When I Grow Up is a dance of disarray presented by Jules Turner, Rya Allen, Mandy Alves, Lucy McGall and Nataljer Emeschajmer dressed in suits decorated with LED lights, cleverly choreographed to shift our gaze beyond the human dancing body into the spaces between the dancers and the surrounding environment. The Fighting Kitten Friends, an energetic creation of virtual, accumulative fighter roles in computer games by Jennie Robertson and Dan Veint becomes a human kinetic performance with a strangely non-human perspective.
Other notable and exquisitely presented works include Kate Ramsey and Hyunjin Yun’s, Knitted Luminaries, glowing white knitted yarns hanging like vine detritus and cocoons from a tree. In a marvelous juxtaposition of urban deconstructed art; Lara Fischel-Chisholm & Cut Collective’s highlighting of the instant in art, the belonging and the replaceable with their work, Whose Wall Is This. The toilet wall shows the antic action of street graffiti artists continuously painting and erasing, painting and erasing.

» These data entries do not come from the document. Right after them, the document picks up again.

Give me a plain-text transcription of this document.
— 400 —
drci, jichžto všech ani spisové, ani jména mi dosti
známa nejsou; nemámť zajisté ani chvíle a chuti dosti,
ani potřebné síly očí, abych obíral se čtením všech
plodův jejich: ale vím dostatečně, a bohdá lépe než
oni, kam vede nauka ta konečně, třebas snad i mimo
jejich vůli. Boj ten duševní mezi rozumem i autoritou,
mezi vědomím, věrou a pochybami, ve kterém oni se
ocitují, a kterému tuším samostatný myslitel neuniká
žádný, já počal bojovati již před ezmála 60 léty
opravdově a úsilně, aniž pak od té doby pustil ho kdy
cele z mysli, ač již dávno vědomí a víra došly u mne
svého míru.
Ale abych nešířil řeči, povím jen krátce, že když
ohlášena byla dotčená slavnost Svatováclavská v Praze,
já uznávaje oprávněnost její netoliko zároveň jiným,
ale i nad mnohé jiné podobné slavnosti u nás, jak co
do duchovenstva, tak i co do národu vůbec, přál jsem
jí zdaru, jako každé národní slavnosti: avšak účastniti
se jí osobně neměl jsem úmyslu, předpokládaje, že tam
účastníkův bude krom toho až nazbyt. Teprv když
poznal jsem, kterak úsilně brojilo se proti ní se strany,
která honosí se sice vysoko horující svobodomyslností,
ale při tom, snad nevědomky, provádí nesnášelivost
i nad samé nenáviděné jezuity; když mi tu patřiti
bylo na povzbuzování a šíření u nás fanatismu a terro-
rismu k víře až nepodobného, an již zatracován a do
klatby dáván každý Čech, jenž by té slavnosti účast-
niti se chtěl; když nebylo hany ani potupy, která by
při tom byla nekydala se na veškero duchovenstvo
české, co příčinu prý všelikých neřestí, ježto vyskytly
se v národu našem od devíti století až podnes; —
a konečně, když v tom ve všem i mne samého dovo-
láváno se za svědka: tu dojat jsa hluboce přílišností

There is no real ending to the evening. It is a seamless event with a warm, receptive and comfortable crowd. Hundreds of people take in the peaceful surveys of imaginative minds and bodies of the selected artists. This year, Art in the Dark focusses on the way art and light and expansive snatches of recorded music can allay our habitual fears of walking in parks after dark, and I think the mix of nature, design machination and art is perfect. This show deserves a month’s exposure. If only it were so easy. While I was walking, I was also pondering how the event management and sponsors could afford performers night after night while maintaining free entry. Self imposed funding anxiety aside, I for one can see how this event could become as perennial as the Franklin Road lights, the Otara markets, the Antique fairs — and I look forward to next year’s event already.